また、考古学会は一般向けの情報発信やライト層へのPRがとことん下手というか、基本的に意識してないんだとも感じます。なんていうか、こじらせたオタクかつ偉い人の集まりって感じが…下の方から見上げる限りは… 一般向けニュースやライトな発表方法がなかなか出てこないのも学会の格式やらが邪魔してる気がしないでもないです。何らかの確実に問題と言える事態が生じ、文科省で有識者による検討委員会が立ち上げられて、ネット上での公開に関する基準やら標準やらが設定される時が来るまで実現しないのではないかとも思えてしまいます…

というわけで、「出版自体の金がないというだけではないのではないか」という点と、「現地で取った記録はそのまま使えるわけじゃない」という点、ざっと思うところを述べさせていただきました。
深夜の勢いで書いてますのでかなりの駄文なうえ長文、失礼いたしました。


※1 日本国内でのやり方で、海外の物については違いがあるのかもしれません。また手法については、マイクロチップなどを使用することもありますが、まだ主流ではないと思われますし、これもこれで機械導入などのコストがかかると思われます。
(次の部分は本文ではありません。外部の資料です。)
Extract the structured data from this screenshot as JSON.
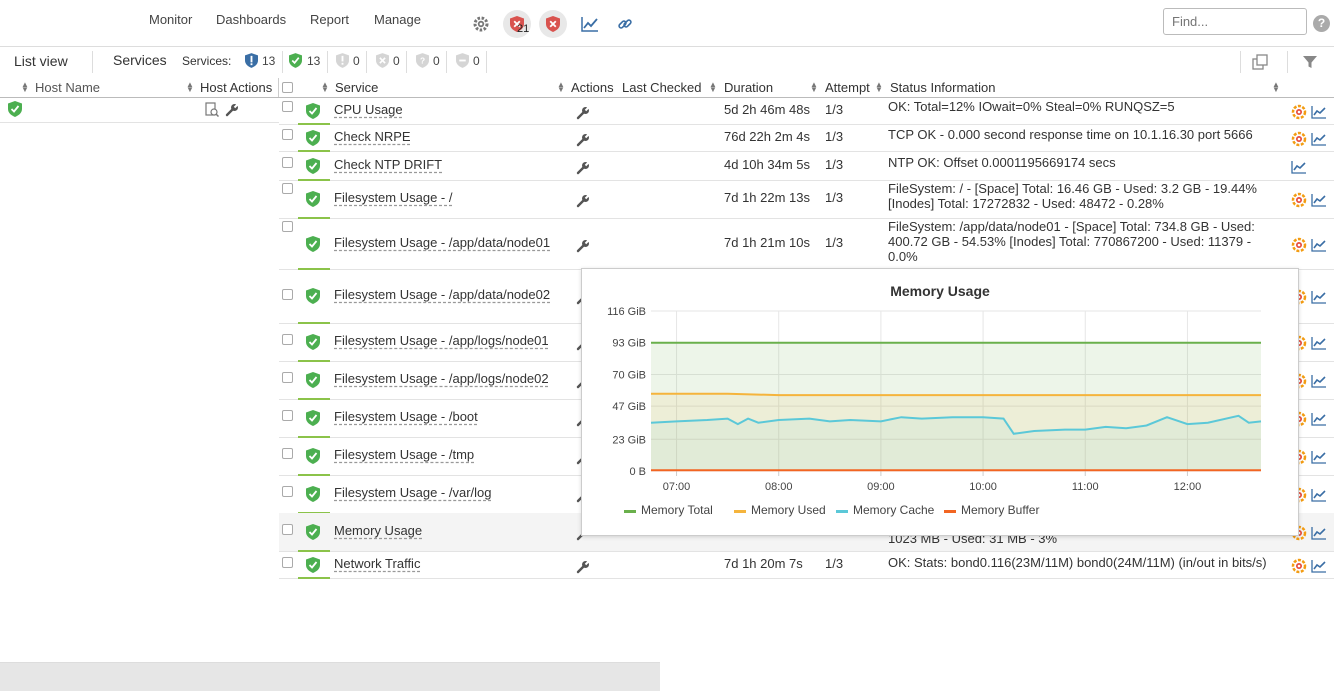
{
  "topnav": {
    "monitor": "Monitor",
    "dashboards": "Dashboards",
    "report": "Report",
    "manage": "Manage",
    "alert_count": "21",
    "find_placeholder": "Find...",
    "help": "?"
  },
  "subbar": {
    "list_view": "List view",
    "services_tab": "Services",
    "services_label": "Services:",
    "counts": {
      "all": "13",
      "ok": "13",
      "warning": "0",
      "critical": "0",
      "unknown": "0",
      "pending": "0"
    }
  },
  "table": {
    "headers": {
      "host_name": "Host Name",
      "host_actions": "Host Actions",
      "service": "Service",
      "actions": "Actions",
      "last_checked": "Last Checked",
      "duration": "Duration",
      "attempt": "Attempt",
      "status_information": "Status Information"
    },
    "rows": [
      {
        "service": "CPU Usage",
        "duration": "5d 2h 46m 48s",
        "attempt": "1/3",
        "status": [
          "OK: Total=12% IOwait=0% Steal=0% RUNQSZ=5"
        ]
      },
      {
        "service": "Check NRPE",
        "duration": "76d 22h 2m 4s",
        "attempt": "1/3",
        "status": [
          "TCP OK - 0.000 second response time on 10.1.16.30 port 5666"
        ]
      },
      {
        "service": "Check NTP DRIFT",
        "duration": "4d 10h 34m 5s",
        "attempt": "1/3",
        "status": [
          "NTP OK: Offset 0.0001195669174 secs"
        ]
      },
      {
        "service": "Filesystem Usage - /",
        "duration": "7d 1h 22m 13s",
        "attempt": "1/3",
        "status": [
          "FileSystem: / - [Space] Total: 16.46 GB - Used: 3.2 GB - 19.44%",
          "[Inodes] Total: 17272832 - Used: 48472 - 0.28%"
        ]
      },
      {
        "service": "Filesystem Usage - /app/data/node01",
        "duration": "7d 1h 21m 10s",
        "attempt": "1/3",
        "status": [
          "FileSystem: /app/data/node01 - [Space] Total: 734.8 GB - Used:",
          "400.72 GB - 54.53% [Inodes] Total: 770867200 - Used: 11379 -",
          "0.0%"
        ]
      },
      {
        "service": "Filesystem Usage - /app/data/node02",
        "duration": "",
        "attempt": "",
        "status": []
      },
      {
        "service": "Filesystem Usage - /app/logs/node01",
        "duration": "",
        "attempt": "",
        "status": []
      },
      {
        "service": "Filesystem Usage - /app/logs/node02",
        "duration": "",
        "attempt": "",
        "status": []
      },
      {
        "service": "Filesystem Usage - /boot",
        "duration": "",
        "attempt": "",
        "status": []
      },
      {
        "service": "Filesystem Usage - /tmp",
        "duration": "",
        "attempt": "",
        "status": []
      },
      {
        "service": "Filesystem Usage - /var/log",
        "duration": "",
        "attempt": "",
        "status": []
      },
      {
        "service": "Memory Usage",
        "duration": "",
        "attempt": "",
        "status": [
          "1023 MB - Used: 31 MB - 3%"
        ]
      },
      {
        "service": "Network Traffic",
        "duration": "7d 1h 20m 7s",
        "attempt": "1/3",
        "status": [
          "OK: Stats: bond0.116(23M/11M) bond0(24M/11M) (in/out in bits/s)"
        ]
      }
    ]
  },
  "colors": {
    "ok_green": "#4caf50",
    "accent_blue": "#3a6ea5",
    "alert_red": "#d9534f"
  },
  "chart_data": {
    "type": "area",
    "title": "Memory Usage",
    "y_tick_labels": [
      "116 GiB",
      "93 GiB",
      "70 GiB",
      "47 GiB",
      "23 GiB",
      "0 B"
    ],
    "x_tick_labels": [
      "07:00",
      "08:00",
      "09:00",
      "10:00",
      "11:00",
      "12:00"
    ],
    "ylim": [
      0,
      116
    ],
    "xlim": [
      6.75,
      12.72
    ],
    "series": [
      {
        "name": "Memory Total",
        "color": "#6ab04c",
        "x": [
          6.75,
          12.72
        ],
        "values": [
          93,
          93
        ]
      },
      {
        "name": "Memory Used",
        "color": "#f5b43c",
        "x": [
          6.75,
          7.5,
          8.0,
          9.0,
          10.0,
          11.0,
          12.0,
          12.72
        ],
        "values": [
          56,
          56,
          55,
          55,
          55,
          55,
          55,
          55
        ]
      },
      {
        "name": "Memory Cache",
        "color": "#5bc8d8",
        "x": [
          6.75,
          7.0,
          7.3,
          7.5,
          7.6,
          7.7,
          7.8,
          8.0,
          8.3,
          8.5,
          8.7,
          9.0,
          9.2,
          9.4,
          9.7,
          10.0,
          10.2,
          10.3,
          10.5,
          10.8,
          11.0,
          11.2,
          11.4,
          11.6,
          11.8,
          12.0,
          12.2,
          12.5,
          12.6,
          12.72
        ],
        "values": [
          35,
          36,
          37,
          38,
          34,
          38,
          35,
          37,
          38,
          36,
          37,
          36,
          39,
          38,
          39,
          39,
          38,
          27,
          29,
          30,
          30,
          32,
          31,
          33,
          39,
          34,
          35,
          40,
          35,
          36
        ]
      },
      {
        "name": "Memory Buffer",
        "color": "#f26522",
        "x": [
          6.75,
          12.72
        ],
        "values": [
          0.5,
          0.5
        ]
      }
    ],
    "legend": "bottom"
  }
}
※2 植物遺体や骨などの場合、さらに保存処理が追加になることもありますね。

タイトルRe: 報告書出さな杉
記事No1384
投稿日: 2015/11/22(Sun) 11:56
投稿者岡沢 秋
参照先http://55096962.at.webry.info/
ふむふむ…なるほど。参考になります。

いやあ、報告書は、不完全でも途中で出しといたほうがいいと思うんですよね。忘れるし…後々になると作業が膨大になっちゃうし。掘ったあとの報告までが一つの作業でしょう。プログラマがプログラミングしたあと何もドキュメント残してなかったら死ねのレベルですし。仕様書のないプログラムは使えない。

>洗う→ネーミング→接合や復元

「洗う」まではやったことがありますね、大学の頃に他学部の手伝いで…ネーミングも見てました。
大変な作業なのは分かりますが、にしても報告書が出てない遺跡がこんなにあるのはどうなってるんだという感じでした。手間がかかるだけなんだと思っていたので、まさか「出版する金がない」などという理由にもならないような理由が隠れてるとは思わず(笑)

時間と人手はすぐなんとかならないけど、お金の問題だったらサクっと解決できるやろーと思った次第です。


ゼロとイチとの間にはものすごい差がある。
多少間違ってても不完全でもいいんで、とにかく何かの形は残したほうがいいと思う。

考古学世界のお堅い感じは、私は外部者なので何も言えませんが(´・ω・`) ハイ。